DDP (Disc Description Protocol) ist seit 1989 das Standard-Format, in welchem Presswerken Daten für CD- und seit 2005 auch DVD-Pressungen übermittelt werden. Obwohl es im Prinzip ausreicht, eine einfache Audio-CD als Pressvorlage zu verwenden, birgt diese Methode das Risiko, dass der verwendete CD-Rohling eine beschädigte oder verschmutzte Oberfläche hat, wodurch die Daten im Presswerk falsch ausgelesen würden und die Fehler unweigerlich auch auf jedes Exemplar der Pressung kämen. DDP-Logo

Die Speicherung von Dateien im DDP-Format stellt vollkommen sicher, dass das Presswerk korrekte Daten zum Pressen erhält. Zum Abschluss des Mastering-Prozesses im Studio wird dazu die CD-Premaster-Montage inkl. Track-Marker und Pausen im DDP-Format gespeichert. Es entsteht ein Set von mehreren Dateien: Hierzu gehört eine Datei mit allen Audio-Tracks, eine Datei mit Positionsangaben der Track-Marker sowie ggf. eine Datei mit Angaben zum CD-Text. Aus diesen Dateien wird eine gemeinsame Prüfsummendatei errechnet. Diese wird immer zusammen mit den anderen Dateien des Sets gespeichert, gebrannt oder über das Internet übertragen. Sollte irgendwann einmal auch nur ein einziges Bit einer der Dateien verfälscht werden, würde die ursprüngliche Prüfsumme nicht mehr stimmen.

Das Presswerk benötigt nun nicht mehr unbedingt einen physischen Datenträger mit den CD-Daten sondern kann diese auch per Datenübertragung erhalten. Hierdurch kann der CD-Rohling und die Zeit für das Brennen eingespart werden, ebenso die Versandkosten und die Versandzeit.
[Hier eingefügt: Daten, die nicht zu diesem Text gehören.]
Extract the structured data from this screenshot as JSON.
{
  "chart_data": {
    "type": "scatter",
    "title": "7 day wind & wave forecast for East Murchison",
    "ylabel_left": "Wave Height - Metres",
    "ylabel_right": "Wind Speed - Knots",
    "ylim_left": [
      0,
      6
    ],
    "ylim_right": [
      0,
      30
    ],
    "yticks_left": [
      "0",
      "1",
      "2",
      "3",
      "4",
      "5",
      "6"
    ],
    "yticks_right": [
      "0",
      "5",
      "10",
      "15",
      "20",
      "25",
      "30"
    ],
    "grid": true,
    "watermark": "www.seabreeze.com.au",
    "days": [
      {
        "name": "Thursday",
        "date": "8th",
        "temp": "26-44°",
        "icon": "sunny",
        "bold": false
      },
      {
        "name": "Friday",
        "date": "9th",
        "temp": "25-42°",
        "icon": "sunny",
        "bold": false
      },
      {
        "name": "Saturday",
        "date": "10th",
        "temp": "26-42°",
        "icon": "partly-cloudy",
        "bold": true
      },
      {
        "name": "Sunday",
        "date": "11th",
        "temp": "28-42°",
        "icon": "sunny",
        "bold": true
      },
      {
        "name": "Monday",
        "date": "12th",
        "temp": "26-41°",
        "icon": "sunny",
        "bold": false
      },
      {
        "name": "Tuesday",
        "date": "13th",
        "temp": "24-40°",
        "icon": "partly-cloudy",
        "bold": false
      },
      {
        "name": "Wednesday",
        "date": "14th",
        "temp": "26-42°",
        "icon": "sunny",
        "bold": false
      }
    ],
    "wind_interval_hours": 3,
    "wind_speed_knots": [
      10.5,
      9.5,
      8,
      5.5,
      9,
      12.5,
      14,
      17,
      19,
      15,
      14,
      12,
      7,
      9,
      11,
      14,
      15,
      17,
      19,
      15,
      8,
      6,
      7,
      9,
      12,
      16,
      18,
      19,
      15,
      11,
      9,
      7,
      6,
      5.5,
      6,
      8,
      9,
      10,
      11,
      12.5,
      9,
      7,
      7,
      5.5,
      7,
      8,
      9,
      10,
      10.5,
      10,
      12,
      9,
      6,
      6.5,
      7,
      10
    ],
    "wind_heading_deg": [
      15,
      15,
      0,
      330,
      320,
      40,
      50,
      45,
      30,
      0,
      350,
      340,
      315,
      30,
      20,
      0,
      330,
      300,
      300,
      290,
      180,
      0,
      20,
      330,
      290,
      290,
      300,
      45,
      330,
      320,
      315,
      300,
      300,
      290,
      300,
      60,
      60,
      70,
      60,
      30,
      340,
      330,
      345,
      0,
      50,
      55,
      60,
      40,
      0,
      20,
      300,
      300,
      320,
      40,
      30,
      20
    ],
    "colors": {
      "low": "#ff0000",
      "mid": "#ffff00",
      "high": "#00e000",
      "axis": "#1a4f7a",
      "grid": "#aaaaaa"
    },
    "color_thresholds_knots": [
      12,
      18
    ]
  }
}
Im Presswerk erzeugt man nach dem Download der DDP-Daten daraus eine neue Prüfsummendatei und vergleicht sie mit der im Set gespeicherten. Sollten beide nicht identisch sein, steht fest, dass Übermittlungsfehler aufgetreten sind.

DDP-Dateien sind zwar selber nicht resistenter gegen Datenverfälschungen als andere Dateien, jedoch bieten sie eine sehr einfache Möglichkeit, sie auf absolute Fehlerfreiheit zu überprüfen.